= Shang-Ping Xie =

Chinese-born climatologist and oceanographer (born 1963)

Shang-Ping Xie is a Chinese-American climatologist and oceanographer who holds the Roger Revelle Chair at the Scripps Institution of Oceanography. Known best for his research on interaction between the world's oceans and atmosphere and on El Niño–Southern Oscillation, Xie is noted as a Highly Cited Researcher by Clarivate.

== Early life and education ==
Xie was born in Quzhou in 1963. He entered university after the Cultural Revolution had ended, and studied oceanography, though he had never seen the ocean before. His education includes:
- Bachelor of Science, Shandong College of Oceanography (1984)
- Study at Dalian College of Foreign Languages (1984–1985)
- Master of Science and Doctor of Science, Tohoku University (1988 and 1991)
He was a visiting scientist to Princeton University from 1991 to 1993, and a research associate for the University of Washington from 1993 to 1994.

== Career ==
Xie was employed at the University of Hawaiʻi as a professor of meteorology until he joined the Scripps Institution of Oceanography at the University of California, San Diego, in 2012 as the inaugural Roger Revelle Chair, (Note: In full: Roger Revelle Chair in Environmental Science) a title named for researcher Roger Revelle, established with an endowment from the Revelle family. While at Hawaiʻi, he was faculty in the International Pacific Research Center of the School of Ocean and Earth Science and Technology.
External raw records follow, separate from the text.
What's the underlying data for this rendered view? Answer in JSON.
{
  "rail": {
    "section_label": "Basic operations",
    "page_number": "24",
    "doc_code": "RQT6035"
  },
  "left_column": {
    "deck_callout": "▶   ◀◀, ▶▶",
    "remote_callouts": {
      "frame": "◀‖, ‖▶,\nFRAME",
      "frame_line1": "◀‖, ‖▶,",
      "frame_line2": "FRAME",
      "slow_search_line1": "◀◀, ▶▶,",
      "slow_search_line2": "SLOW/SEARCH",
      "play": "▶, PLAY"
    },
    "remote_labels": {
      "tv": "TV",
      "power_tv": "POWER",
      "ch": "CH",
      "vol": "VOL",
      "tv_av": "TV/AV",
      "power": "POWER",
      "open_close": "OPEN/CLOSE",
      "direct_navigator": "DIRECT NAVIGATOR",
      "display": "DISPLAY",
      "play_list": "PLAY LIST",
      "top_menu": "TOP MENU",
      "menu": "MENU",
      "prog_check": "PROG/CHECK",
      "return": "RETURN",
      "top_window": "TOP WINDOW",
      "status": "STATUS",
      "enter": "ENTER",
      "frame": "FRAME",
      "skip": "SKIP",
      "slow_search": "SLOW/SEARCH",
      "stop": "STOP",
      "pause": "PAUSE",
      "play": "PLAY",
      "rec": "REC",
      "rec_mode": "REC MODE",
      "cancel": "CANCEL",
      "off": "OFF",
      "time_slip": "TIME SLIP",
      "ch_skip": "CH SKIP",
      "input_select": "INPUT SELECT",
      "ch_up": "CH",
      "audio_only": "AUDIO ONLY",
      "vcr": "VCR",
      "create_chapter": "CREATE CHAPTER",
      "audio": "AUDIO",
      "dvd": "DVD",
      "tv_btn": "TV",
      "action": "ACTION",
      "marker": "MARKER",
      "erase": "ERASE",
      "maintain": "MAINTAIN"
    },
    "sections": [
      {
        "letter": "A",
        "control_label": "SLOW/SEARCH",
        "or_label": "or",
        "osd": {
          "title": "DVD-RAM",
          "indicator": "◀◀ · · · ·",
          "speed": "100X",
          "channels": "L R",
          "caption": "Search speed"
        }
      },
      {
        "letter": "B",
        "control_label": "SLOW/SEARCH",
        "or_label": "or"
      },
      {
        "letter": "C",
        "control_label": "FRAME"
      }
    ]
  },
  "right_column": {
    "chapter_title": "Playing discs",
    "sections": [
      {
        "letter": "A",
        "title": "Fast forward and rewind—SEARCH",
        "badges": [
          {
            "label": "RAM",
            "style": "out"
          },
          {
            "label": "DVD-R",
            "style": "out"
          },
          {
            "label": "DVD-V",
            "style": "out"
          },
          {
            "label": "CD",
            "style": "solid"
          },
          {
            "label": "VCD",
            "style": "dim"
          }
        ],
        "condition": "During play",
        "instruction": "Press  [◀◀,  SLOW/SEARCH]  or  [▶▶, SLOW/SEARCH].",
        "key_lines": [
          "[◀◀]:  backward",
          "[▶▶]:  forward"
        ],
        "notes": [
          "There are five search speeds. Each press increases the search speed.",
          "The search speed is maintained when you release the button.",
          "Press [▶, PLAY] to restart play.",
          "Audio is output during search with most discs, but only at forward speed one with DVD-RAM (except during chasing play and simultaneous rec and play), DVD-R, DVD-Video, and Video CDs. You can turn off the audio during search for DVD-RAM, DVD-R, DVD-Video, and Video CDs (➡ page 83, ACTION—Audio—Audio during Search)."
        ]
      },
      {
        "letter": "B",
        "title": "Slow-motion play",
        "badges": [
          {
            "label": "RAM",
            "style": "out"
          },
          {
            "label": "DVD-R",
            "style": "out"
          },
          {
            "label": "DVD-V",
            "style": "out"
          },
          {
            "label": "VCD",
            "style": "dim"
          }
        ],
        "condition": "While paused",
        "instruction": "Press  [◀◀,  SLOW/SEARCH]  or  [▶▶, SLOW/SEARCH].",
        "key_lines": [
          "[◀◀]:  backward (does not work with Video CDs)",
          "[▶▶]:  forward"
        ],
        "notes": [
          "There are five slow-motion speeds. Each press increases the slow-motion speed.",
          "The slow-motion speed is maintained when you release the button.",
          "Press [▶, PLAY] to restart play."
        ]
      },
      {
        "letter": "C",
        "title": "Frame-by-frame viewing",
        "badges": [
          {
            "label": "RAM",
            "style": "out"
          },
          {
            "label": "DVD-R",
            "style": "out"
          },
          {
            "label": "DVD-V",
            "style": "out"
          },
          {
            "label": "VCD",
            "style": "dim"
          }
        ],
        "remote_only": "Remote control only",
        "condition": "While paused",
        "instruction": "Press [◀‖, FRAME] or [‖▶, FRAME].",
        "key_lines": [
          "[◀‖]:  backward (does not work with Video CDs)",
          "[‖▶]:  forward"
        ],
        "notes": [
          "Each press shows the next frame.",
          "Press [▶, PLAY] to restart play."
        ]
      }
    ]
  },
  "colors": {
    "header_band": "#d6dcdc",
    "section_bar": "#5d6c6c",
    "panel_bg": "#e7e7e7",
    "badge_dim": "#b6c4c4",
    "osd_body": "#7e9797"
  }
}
In April 2016, as a Scripps professor, Xie returned to the University of Washington as an endowed lecturer—he gave a lecture on El Niño in the Graduate Students' Distinguished Visiting Lecture series.

== Research ==
In 2013, a study co-authored by Xie and published in Nature suggested that the slowdown in global warming was tied to cooling in parts of the Pacific Ocean. Further research into the slowdown was published in 2015, in the journal Nature Climate Change. Xie has also published research on modeling the role of human activity to global warming; a 2015 co-authored paper in Nature Geoscience modeled the evolution of global temperature, creating a new method of tracking anthropogenic global warming. The modelling was reported on again in 2016, when Xie and others modelled human activities' impact on warming. Other papers on climate change have included collaboration with authors affiliated with Duke University and University of Wisconsin–Madison. In 2019, Xie published research with scientists from the Lawrence Berkeley National Laboratory, where they modelled Hadley cells to predict changes in the monsoon season of parts of Asia. In a 2022 article published by the World Economic Forum and The Conversation and co-authored by Xie, the authors claim that tropical cyclones have been increasing in intensity over time.

In 2016, Xie was the organizer of a special issue of Advances in Atmospheric Sciences. (Note: Volume 33, Issue 4 "Unified Perspective of Climate Variability and Change")

Xie has been included as a Highly Cited Researcher by Clarivate in the field of geosciences.

== Awards ==
- Sverdrup Gold Medal, conferred by the American Meteorological Society (2017) (Note: He was also named a fellow of the society.)